Страшное? Чего не в силах забыть? Жаркий, душный день, когда жестоко мучила жажда, а кто-то из солдат оказался еще способным пошутить: «Полцарства за каплю воды!» Мы искали колодец. И нашли, только он был почему-то заколочен гвоздями. Бойцы сорвали крышку. И то, что мы увидели, показалось неправдоподобным, так это было страшно: колодец был доверху заполнен трупами детей. Кто-то упал в обморок, комуто сделалось дурно. Слез не было...
Я была обязана рассказать Лене об одной ночи в Монаково. О минутах под Насвой и Новосокольниками. Чужим детям при встречах в школах я рассказывала, но только о героическом, а о фронтовых буднях — нет. Не сделали ли мы ошибку, скрывая жуткую повседневность войны? Не хотелось травмировать юное сознание. Но, видимо, не надо утаивать и самую суровую правду. Почему не знать Лене, что я всю жизнь не могу избавиться от одного трагического видения. Стоит закрыть глаза, как вижу молоденького солдата...
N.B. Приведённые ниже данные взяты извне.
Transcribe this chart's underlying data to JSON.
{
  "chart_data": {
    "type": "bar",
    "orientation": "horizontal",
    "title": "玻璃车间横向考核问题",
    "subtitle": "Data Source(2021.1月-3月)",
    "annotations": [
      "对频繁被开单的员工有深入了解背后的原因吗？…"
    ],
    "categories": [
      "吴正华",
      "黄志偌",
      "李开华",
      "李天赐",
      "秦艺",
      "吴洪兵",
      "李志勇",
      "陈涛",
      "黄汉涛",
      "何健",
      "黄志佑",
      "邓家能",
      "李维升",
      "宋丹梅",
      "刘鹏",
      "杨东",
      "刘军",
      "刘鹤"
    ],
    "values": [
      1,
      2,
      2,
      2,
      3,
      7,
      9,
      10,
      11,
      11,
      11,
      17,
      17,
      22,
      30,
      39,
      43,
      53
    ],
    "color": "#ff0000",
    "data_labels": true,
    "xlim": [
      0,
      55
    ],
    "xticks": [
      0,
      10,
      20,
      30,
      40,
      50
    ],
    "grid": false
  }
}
Милые нынешние девочки! Представляете ли вы, какой свинцовой тяжестью наливается раненый? Смогли бы вы своими девичьими ручками оторвать от земли такую окровавленную глыбу? А сколько таких мы перетаскали, вместе с Ливией и каждая порознь, той ночью в Монаково? Разве не чудо, когда человек приподнимает тяжесть, весящую больше него самого? Рассказывают, при пожаре даже дети выталкивают из горящего дома тяжелую мебель. Вполне возможно. Но что касается поля боя, тут уж я знаю наверняка: это бывает на каждом шагу. Раненого надо спасти любой ценой.
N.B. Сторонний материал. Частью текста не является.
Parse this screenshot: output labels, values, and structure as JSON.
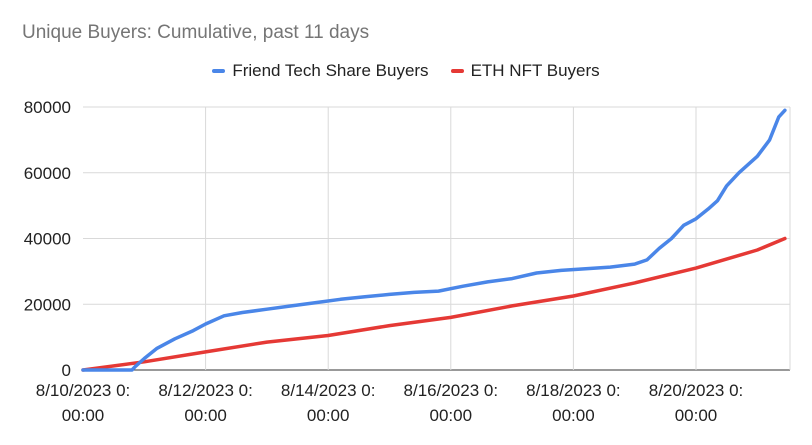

В ту ночь из двух рот осталась неполная одна. Каждый боец был на вес золота. Продолжали сражаться дважды, трижды раненные. У нас кончился перевязочный материал. Сперва Ливия, потом и я изорвали на бинты наше нижнее белье. Поясной ремень я использовала как жгут. Потом не осталось лекарств. Затем — воды. А ребята просили пить. Я раздобыла два молочных бидона и отправилась по воду. Нести бидоны я не могла, уж слишком они были тяжелыми, я волокла их по земле, и ноги мои то и дело цеплялись за камни и обгорелые бревна. Чем еще могла я помочь людям? «Потерпи, браток, сейчас полегчает!»
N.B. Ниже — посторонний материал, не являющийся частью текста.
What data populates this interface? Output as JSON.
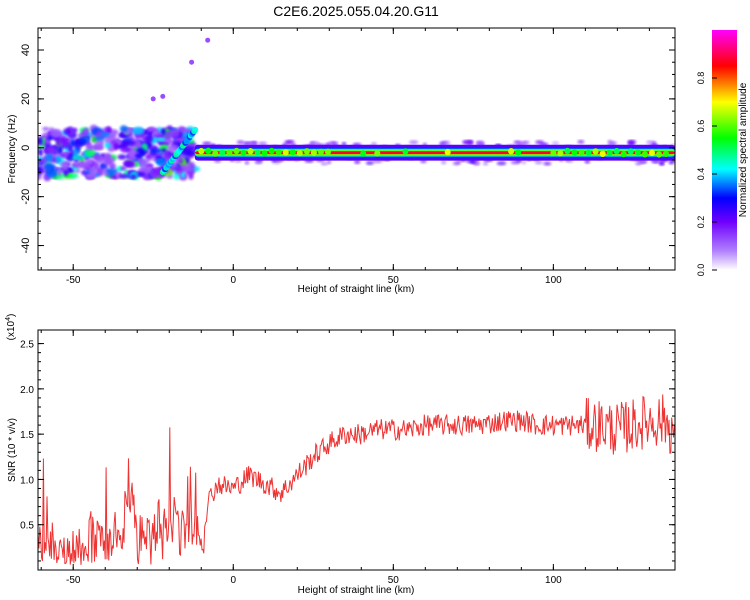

Обстрел страшный. Перекрестный огонь. На следующее утро земля оказалась так плотно покрытой осколками, что, похоже, тут и мышь не могла проскочить невредимой. И когда я волокла бидоны или тащила раненого, в голове жила лишь одна мысль: «Скорей бы добраться до сарая!» Там у нас было подобие перевязочной. Или: «Только бы сарай не загорелся!» Раненные полегче добирались сюда сами, а вот того парня я приволокла уже из последних сил. И когда мы оказались под крышей, он вдруг закричал:
— Ногу взяла?
— Что орешь, какая еще нога?
Он вырвался и, прыгая на одной ноге, кинулся назад, в пекло, откуда я его только что с таким риском вытащила. Пришлось бежать за ним. И я увидела, как он поднял валенок, из которого торчало что-то красно-белое. Пронесло — мы снова оказались в сарае. А он, прижимая к груди валенок, повторял одно: «Сейчас же пришейте! Не могу я без ноги!» И мы с Ливией наперебой повторяли: «Сейчас, сейчас, браток, пришьем. Вот принесу нитки покрепче, и мы сразу...»
Вы — те, кто сегодня имеет все блага! Разодетые, сытые, ухоженные! Можете ли вы представить, что значит в девятнадцать лет потерять ногу и от боли и ужаса лишиться рассудка?»